Yes, it’s the most explicit work I’ve been involved in making, drawing a lot on webcam and role-play footage, medial material and creepy B-movies. One strand in the work is the fetishization of unprotected sex in certain areas of gay culture.
Natasha: It’s interesting in your work as well how certain images or sequences of film reappear. Do you see all the works operating together as a chorus? Or are you interested in creating new juxtapositions with existing footage to create new effects?
James: I’ve always liked the plasticity of digital video. The casualness and feeling of immediacy that it can have.
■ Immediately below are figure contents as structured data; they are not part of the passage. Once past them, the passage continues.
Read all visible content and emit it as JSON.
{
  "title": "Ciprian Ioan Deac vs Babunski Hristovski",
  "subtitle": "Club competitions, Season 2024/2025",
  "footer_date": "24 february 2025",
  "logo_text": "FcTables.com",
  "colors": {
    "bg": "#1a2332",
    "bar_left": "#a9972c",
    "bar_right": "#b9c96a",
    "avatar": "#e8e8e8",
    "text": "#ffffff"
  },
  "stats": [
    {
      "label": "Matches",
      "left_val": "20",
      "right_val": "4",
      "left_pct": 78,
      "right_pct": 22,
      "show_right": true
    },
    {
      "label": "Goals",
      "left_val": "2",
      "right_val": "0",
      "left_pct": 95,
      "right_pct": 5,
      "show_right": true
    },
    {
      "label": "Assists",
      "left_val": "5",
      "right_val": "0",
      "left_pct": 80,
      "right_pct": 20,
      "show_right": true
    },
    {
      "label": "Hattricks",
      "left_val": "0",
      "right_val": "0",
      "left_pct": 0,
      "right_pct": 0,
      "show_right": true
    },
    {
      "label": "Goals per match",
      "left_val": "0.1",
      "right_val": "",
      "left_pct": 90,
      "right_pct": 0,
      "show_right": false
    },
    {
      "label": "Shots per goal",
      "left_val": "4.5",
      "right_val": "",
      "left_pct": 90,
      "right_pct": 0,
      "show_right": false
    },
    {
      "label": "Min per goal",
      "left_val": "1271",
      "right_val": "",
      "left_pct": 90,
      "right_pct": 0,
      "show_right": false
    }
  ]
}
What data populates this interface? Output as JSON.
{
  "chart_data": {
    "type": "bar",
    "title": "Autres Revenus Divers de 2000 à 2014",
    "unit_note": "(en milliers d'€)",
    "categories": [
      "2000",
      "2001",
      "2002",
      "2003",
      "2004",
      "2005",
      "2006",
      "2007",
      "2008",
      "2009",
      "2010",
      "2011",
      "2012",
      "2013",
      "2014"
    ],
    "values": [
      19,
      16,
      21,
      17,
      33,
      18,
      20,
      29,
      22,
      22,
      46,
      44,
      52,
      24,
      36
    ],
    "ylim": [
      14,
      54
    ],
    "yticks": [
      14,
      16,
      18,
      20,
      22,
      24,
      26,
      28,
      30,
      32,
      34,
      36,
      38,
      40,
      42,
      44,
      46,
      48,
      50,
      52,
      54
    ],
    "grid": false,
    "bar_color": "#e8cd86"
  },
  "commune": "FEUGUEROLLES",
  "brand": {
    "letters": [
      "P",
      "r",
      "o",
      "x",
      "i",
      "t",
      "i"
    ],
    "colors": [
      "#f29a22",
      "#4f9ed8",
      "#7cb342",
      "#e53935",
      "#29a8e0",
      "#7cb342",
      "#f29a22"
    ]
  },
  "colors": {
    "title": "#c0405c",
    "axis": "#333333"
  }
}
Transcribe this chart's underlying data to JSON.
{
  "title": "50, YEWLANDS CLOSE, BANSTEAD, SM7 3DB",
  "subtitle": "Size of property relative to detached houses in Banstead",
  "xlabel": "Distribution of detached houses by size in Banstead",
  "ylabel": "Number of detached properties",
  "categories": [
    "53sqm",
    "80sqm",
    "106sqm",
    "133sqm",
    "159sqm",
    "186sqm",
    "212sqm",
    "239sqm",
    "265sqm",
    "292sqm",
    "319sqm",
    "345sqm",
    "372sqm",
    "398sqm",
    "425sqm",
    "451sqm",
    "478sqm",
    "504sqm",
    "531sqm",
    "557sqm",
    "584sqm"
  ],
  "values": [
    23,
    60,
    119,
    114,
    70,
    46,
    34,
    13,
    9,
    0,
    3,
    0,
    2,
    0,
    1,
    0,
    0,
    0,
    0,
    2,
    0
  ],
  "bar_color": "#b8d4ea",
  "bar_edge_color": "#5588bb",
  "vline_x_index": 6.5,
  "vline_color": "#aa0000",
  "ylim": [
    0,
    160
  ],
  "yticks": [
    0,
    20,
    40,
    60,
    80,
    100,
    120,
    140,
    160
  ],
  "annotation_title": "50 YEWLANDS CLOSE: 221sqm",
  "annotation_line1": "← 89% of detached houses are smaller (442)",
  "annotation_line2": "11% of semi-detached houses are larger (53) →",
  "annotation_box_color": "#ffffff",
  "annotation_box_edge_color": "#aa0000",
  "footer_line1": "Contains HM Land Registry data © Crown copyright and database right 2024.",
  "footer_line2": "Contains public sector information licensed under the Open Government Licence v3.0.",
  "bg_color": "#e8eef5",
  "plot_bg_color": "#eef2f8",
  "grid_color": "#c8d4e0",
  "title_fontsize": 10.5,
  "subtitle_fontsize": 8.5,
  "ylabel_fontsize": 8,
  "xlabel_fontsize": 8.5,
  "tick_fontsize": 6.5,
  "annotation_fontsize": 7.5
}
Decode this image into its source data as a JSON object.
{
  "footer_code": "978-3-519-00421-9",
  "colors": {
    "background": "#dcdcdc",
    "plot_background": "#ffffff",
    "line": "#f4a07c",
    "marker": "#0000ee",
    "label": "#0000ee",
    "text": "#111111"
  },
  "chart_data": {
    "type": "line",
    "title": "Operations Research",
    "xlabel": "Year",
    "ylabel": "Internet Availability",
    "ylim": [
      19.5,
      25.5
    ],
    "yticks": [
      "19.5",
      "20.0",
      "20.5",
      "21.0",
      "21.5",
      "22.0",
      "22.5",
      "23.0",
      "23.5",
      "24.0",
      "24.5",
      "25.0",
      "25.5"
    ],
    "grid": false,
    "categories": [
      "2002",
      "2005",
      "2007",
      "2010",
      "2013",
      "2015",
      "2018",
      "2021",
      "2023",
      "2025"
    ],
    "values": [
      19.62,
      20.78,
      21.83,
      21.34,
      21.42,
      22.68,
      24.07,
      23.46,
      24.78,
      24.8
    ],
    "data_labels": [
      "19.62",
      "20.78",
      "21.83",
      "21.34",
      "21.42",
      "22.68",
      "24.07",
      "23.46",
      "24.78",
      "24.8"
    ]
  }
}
Somehow the permanence and solidity of cinema editing never really interested me as a model for making work; I was instead drawn to finding a way of structuring the moving image that was more material, improvised and scrappy, that spoke of a process of sifting through, of living with moving images – improvising along the way; adjusting things for a particular exhibition or screening contexts, and somehow this working clips, or cannibalizing parts of existing work in new compositions, feels natural.
Sometimes you don’t feel like you’ve used something fully or correctly. Then it resurfaces in another piece, reworked or in a different installation setting or with different sound added. Embedded in that new place it feels different and pertinent. Perhaps on a more knowing level I’ve always been interested in this déjà-vu quality to a practice. Structurally in the work, I play with repetitions. It’s quite a musical thing as well, referring to the chorus, verse and bridge.
In my recent exhibitions I’ve been extending an improvisational approach. For some shows I’ll work directly in the space, testing what works for the acoustic and architectural proportions – literally feeling out the work spatially. In doing so the works often become quite minimal, far simpler than the multilayered single channel videos I make. In being more minimal and improvisational I find myself returning to images I’ve worked with in the past, but feeling them, honing in on them, stretching them out, into these simpler more spatial gestures.
Natasha: I have a final and personal question: what is the first moving image you can remember encountering?
James: I really remember my brother and my dad were watching Monty Python’s The Meaning of Life. It has a scene where a restaurant critic eats so much he explodes.
They had obviously made a kind of rib cage that bursts open, and I remember being horrified and running to the bathroom crying!